For any HN'ers based in London the British Library in St Pancras is a fantastic resource, and their Business and IP Centre ( http://www.bl.uk/bipc/ ) has an easy signup for a Readers Pass for entrepreneurs.
Great, but why should the British Library, a non-profit charity and UK taxpayer assisted institution put these images on the servers of a US based for-profit company?
There are a lot of talented Brits in the Bay Area, but there are also many great UK based programmers and companies in the UK who could have developed a home-grown solution. This is embarrassing on many levels.
This is a great initiative but as long as these images aren't reasonably tagged they'll remain undiscovered.
Suggestion: 3D scan and release as open source 3d models of everything in the British Museum as well.
This is wonderful. 17th/18th/19th century images notwithstanding, some of these are quite beautiful.
It's good that they put it up on the internet, apart from just the exposure (someone sitting half a world away seeing them), but also they could be used by someone now.
How do you filter a search in flickr to only search this library?
How big is the entire collection?
This is fantastic, but I do have one small quibble.

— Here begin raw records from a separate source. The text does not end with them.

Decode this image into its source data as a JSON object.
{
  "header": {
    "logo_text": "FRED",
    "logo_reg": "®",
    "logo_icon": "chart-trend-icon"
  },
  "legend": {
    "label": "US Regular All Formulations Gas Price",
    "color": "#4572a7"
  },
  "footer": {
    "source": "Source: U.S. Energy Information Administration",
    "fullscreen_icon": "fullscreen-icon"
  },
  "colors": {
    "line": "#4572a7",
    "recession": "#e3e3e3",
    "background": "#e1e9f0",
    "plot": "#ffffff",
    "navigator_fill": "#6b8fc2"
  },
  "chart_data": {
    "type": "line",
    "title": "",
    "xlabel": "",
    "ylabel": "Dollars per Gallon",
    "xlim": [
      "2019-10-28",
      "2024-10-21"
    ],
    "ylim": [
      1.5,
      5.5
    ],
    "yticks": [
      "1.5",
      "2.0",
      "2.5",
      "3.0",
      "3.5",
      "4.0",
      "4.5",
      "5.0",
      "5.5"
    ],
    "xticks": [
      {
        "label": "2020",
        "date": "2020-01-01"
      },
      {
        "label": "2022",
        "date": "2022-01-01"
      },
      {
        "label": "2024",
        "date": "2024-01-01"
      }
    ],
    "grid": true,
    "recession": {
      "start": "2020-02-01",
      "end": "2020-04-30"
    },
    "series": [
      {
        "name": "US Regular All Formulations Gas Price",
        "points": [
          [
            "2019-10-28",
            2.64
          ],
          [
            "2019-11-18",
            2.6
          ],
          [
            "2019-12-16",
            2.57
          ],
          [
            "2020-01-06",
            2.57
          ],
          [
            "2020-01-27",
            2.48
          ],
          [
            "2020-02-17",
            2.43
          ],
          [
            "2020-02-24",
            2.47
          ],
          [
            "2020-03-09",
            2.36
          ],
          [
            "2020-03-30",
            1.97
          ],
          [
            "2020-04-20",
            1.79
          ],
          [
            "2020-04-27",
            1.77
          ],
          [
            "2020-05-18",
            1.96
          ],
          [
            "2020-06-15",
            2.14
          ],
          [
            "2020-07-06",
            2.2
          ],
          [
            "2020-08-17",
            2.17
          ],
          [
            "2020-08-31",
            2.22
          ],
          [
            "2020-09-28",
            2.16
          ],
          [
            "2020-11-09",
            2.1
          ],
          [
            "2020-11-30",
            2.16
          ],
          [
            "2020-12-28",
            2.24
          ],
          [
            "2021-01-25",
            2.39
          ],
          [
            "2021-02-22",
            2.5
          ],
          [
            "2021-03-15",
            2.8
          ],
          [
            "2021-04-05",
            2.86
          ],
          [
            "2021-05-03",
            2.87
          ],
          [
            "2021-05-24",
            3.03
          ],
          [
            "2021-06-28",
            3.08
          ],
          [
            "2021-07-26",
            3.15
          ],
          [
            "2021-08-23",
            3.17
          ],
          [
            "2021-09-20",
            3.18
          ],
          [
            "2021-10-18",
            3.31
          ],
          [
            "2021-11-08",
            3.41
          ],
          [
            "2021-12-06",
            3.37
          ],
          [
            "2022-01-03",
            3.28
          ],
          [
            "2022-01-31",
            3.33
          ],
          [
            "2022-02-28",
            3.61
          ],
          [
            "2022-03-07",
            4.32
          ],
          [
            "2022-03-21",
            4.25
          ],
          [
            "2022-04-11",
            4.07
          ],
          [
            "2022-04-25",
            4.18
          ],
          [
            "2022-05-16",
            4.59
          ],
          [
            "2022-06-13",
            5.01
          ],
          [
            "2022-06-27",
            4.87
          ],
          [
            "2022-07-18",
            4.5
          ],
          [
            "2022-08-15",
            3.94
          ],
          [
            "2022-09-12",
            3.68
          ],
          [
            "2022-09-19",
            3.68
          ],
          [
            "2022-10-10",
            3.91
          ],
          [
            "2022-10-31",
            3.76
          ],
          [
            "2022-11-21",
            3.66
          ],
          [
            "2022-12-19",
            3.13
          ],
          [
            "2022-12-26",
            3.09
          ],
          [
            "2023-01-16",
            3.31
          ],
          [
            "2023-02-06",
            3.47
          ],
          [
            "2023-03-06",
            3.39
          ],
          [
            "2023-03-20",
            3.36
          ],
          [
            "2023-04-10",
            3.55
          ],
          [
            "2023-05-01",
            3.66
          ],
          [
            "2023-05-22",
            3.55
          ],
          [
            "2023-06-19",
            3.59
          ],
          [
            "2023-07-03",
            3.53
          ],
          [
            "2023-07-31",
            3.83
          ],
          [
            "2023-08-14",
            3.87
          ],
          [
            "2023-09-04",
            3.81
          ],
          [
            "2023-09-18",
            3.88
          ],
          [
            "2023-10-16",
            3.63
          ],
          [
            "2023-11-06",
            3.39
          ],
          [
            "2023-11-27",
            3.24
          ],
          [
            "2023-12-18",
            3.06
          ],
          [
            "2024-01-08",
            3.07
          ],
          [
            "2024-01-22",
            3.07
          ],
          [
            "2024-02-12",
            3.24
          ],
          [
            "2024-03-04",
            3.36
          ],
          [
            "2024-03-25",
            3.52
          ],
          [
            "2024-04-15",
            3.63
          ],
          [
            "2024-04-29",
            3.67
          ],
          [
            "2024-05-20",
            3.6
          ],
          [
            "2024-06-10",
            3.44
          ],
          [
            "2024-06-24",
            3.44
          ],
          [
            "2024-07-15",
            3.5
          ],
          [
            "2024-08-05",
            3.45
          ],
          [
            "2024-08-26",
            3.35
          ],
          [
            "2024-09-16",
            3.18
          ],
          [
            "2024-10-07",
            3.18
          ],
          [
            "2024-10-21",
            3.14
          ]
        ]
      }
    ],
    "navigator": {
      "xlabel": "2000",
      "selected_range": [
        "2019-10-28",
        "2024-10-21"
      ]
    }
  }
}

The images were already in the public domain. Merely scanning a public-domain image is not a sufficiently transformative process to create a new work protected by copyright.However, Microsoft was under no obligation to share the scanned images publicly, and it was generous of them to do so. But this is different to dedicating a work protected by copyright to tbe public domain, e.g. using the CC0 dedication [0]. To gift a work to the public domain, you must first hold the copyright of that work.
The distinction may seem pedantic to some, but it seems important to me.